How is it that some stray graffiti with apparent slurs against white people warrants a lengthy response from a team specifically created to respond to bias-related incidents, but a chalk “letter” to the TSL Editor in a very exposed area of campus rhetorically asking where to buy roofies (the implication being that the author of the letter intends to drug and rape someone) gets nothing? Really, how is that? For those of you who didn’t see it, the chalk writing in front of Frary said, “Dear TSL Editor, Need to get a girl… Where do I buy roofies? [heart], A’s, B’s, & DD’s.” We can have open forums all day about the dangers of racism, but at the end of the day, I think I speak for most of the white students on campus when I say I wasn’t too broken up about the graffiti (I wasn’t aware of it until the bias-related incident e-mail informed me). On the other hand, smartersex.org tells me that for every 1000 women attending college, 35 of them will be raped in an academic year. How would you feel as a survivor of sexual assault walking through campus and seeing a publicly scrawled joke that’s poking fun at drugging and raping women?
And my complaint will undoubtedly be met with the defense that I just need to lighten up, they were trolling anyway. Here’s the problem: you can’t troll about rape. When it comes to this issue, there are basically two camps of people. There are the people who are supportive of survivors of sexual assault and live their lives in a way that reflects their compassion for these people, and there’s everyone else. First, let me clarify that you don’t have to run a sexual assault counseling center to be, as I said, living your life in a way that reflects compassion. But you do have to be conscious of your language and unmoving in your attitude that making light of rape in any way at any time is absolutely unacceptable. As for everyone else, there are gradations here as well. There are those who are passive toward rape jokes and the like, and they’re a part of the problem in the sense that everyone needs to be moving toward a mindset where survivors are never made to feel laughed at. But the real reason I’m writing is to address the people who wrote the “letter.”
That writing was odious and abhorrent. Maybe it’s funny to you because you don’t know (or at least you don’t think you know) women who’ve been victimized in this way. But you are a big part of the problem. When you write something like that, you’re telling everyone that you think rape is a funny subject and that it is acceptable to publicly joke about drugging and raping women in a place where those very women will see it.

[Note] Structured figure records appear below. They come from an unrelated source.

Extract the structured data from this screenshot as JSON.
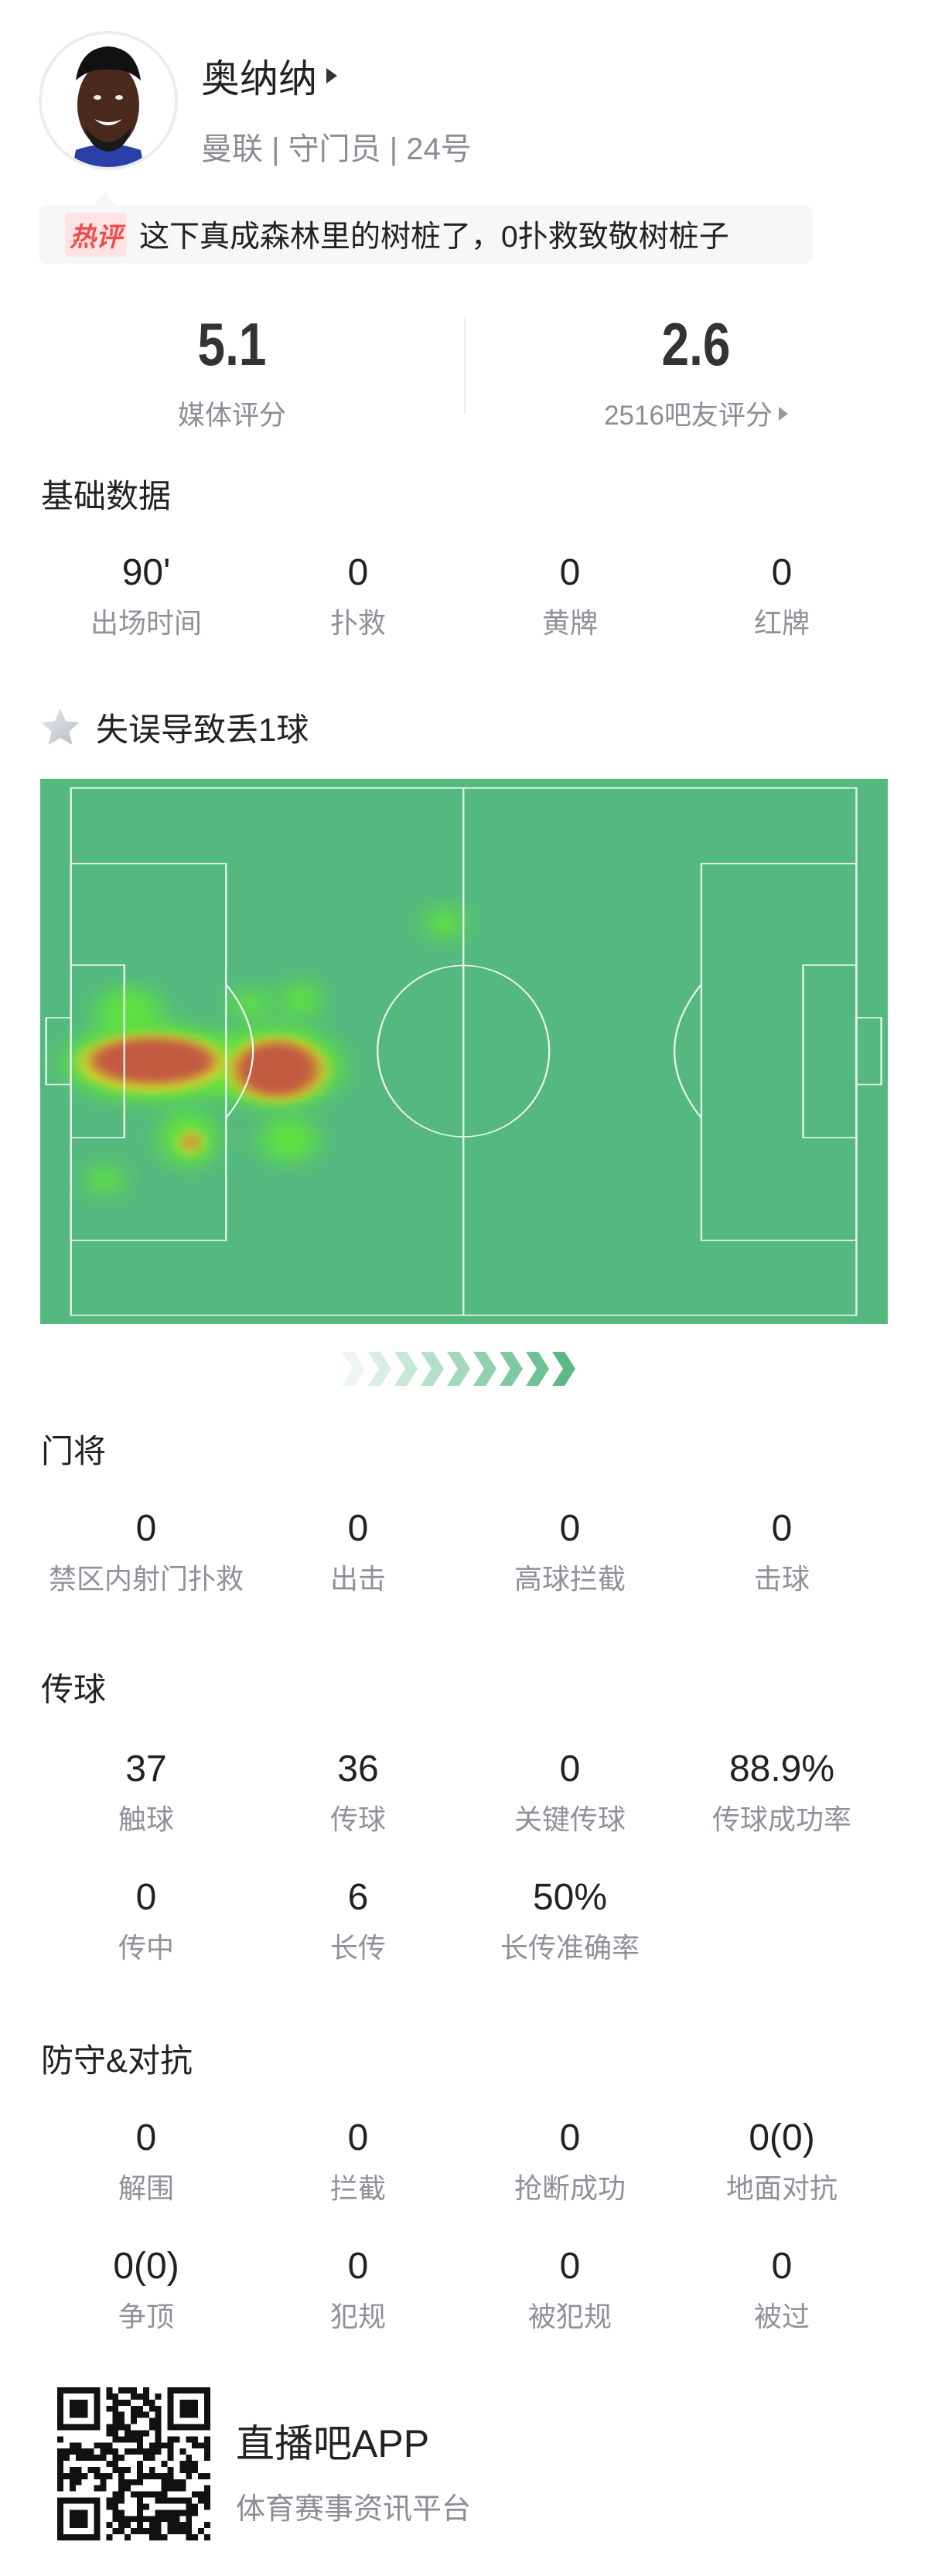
{
  "player": {
    "name": "奥纳纳",
    "team": "曼联",
    "position": "守门员",
    "number": "24号",
    "separator": " | "
  },
  "hot_comment": {
    "tag": "热评",
    "text": "这下真成森林里的树桩了，0扑救致敬树桩子"
  },
  "ratings": {
    "media": {
      "value": "5.1",
      "label": "媒体评分"
    },
    "fans": {
      "value": "2.6",
      "label": "2516吧友评分"
    }
  },
  "basic": {
    "title": "基础数据",
    "stats": [
      {
        "value": "90'",
        "label": "出场时间"
      },
      {
        "value": "0",
        "label": "扑救"
      },
      {
        "value": "0",
        "label": "黄牌"
      },
      {
        "value": "0",
        "label": "红牌"
      }
    ]
  },
  "highlight": {
    "icon": "star-icon",
    "text": "失误导致丢1球"
  },
  "heatmap": {
    "pitch_color": "#55b97f",
    "line_color": "#ffffff",
    "attack_direction": "left-to-right"
  },
  "goalkeeping": {
    "title": "门将",
    "stats": [
      {
        "value": "0",
        "label": "禁区内射门扑救"
      },
      {
        "value": "0",
        "label": "出击"
      },
      {
        "value": "0",
        "label": "高球拦截"
      },
      {
        "value": "0",
        "label": "击球"
      }
    ]
  },
  "passing": {
    "title": "传球",
    "stats": [
      {
        "value": "37",
        "label": "触球"
      },
      {
        "value": "36",
        "label": "传球"
      },
      {
        "value": "0",
        "label": "关键传球"
      },
      {
        "value": "88.9%",
        "label": "传球成功率"
      },
      {
        "value": "0",
        "label": "传中"
      },
      {
        "value": "6",
        "label": "长传"
      },
      {
        "value": "50%",
        "label": "长传准确率"
      }
    ]
  },
  "defense": {
    "title": "防守&对抗",
    "stats": [
      {
        "value": "0",
        "label": "解围"
      },
      {
        "value": "0",
        "label": "拦截"
      },
      {
        "value": "0",
        "label": "抢断成功"
      },
      {
        "value": "0(0)",
        "label": "地面对抗"
      },
      {
        "value": "0(0)",
        "label": "争顶"
      },
      {
        "value": "0",
        "label": "犯规"
      },
      {
        "value": "0",
        "label": "被犯规"
      },
      {
        "value": "0",
        "label": "被过"
      }
    ]
  },
  "footer": {
    "app_name": "直播吧APP",
    "tagline": "体育赛事资讯平台"
  },
  "colors": {
    "accent_red": "#f24d4d",
    "muted_text": "#8e9199",
    "pitch": "#55b97f"
  }
}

One of the best ways we move toward a society where rape is less of an epidemic (I don’t use that word lightly; the Rape, Abuse and Incest National Network reports that one in six American women have been victims of attempted or completed rape in their lifetimes) is by making it clear to rapists that they are repellent and monstrous people. Concretely, that means not making jokes that portray raping women as funny.

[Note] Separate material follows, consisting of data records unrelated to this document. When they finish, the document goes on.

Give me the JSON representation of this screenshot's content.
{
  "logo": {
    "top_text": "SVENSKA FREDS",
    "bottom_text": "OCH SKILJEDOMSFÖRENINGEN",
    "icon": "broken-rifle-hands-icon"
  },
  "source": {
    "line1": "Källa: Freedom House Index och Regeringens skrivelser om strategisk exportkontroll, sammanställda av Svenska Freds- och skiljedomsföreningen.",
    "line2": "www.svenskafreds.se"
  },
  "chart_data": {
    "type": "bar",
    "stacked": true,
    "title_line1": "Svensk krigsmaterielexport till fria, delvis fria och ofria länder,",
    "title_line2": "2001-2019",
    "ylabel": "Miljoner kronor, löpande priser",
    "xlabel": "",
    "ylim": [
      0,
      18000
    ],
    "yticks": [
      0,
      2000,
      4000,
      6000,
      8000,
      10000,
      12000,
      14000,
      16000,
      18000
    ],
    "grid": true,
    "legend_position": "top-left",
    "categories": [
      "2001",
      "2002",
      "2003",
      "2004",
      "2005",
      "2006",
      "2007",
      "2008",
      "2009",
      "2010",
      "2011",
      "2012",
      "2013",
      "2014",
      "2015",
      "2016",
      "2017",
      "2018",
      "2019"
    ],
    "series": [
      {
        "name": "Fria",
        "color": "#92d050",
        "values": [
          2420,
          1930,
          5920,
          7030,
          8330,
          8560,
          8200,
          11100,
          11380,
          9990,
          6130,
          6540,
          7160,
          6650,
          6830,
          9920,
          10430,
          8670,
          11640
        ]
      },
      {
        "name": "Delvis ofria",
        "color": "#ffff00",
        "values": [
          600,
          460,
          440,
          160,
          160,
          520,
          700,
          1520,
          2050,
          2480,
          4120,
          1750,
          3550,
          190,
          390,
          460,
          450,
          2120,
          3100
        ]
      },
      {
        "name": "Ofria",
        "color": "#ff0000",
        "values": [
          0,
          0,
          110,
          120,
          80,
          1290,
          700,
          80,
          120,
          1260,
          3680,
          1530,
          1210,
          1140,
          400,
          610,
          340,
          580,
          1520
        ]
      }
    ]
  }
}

I want to end by asking you to engage in a thought experiment. Suppose your mother came to you in tears and confessed that she had been drugged and raped last weekend. Would you still feel that it was a funny troll?
(I want to mention that I recognize the reality of sexual violence against men and I think it is equally as deplorable. I addressed sexual violence against women in this letter because the author of the offending letter specifically mentioned that “a girl” was the target of the pretend plan to drug and rape.)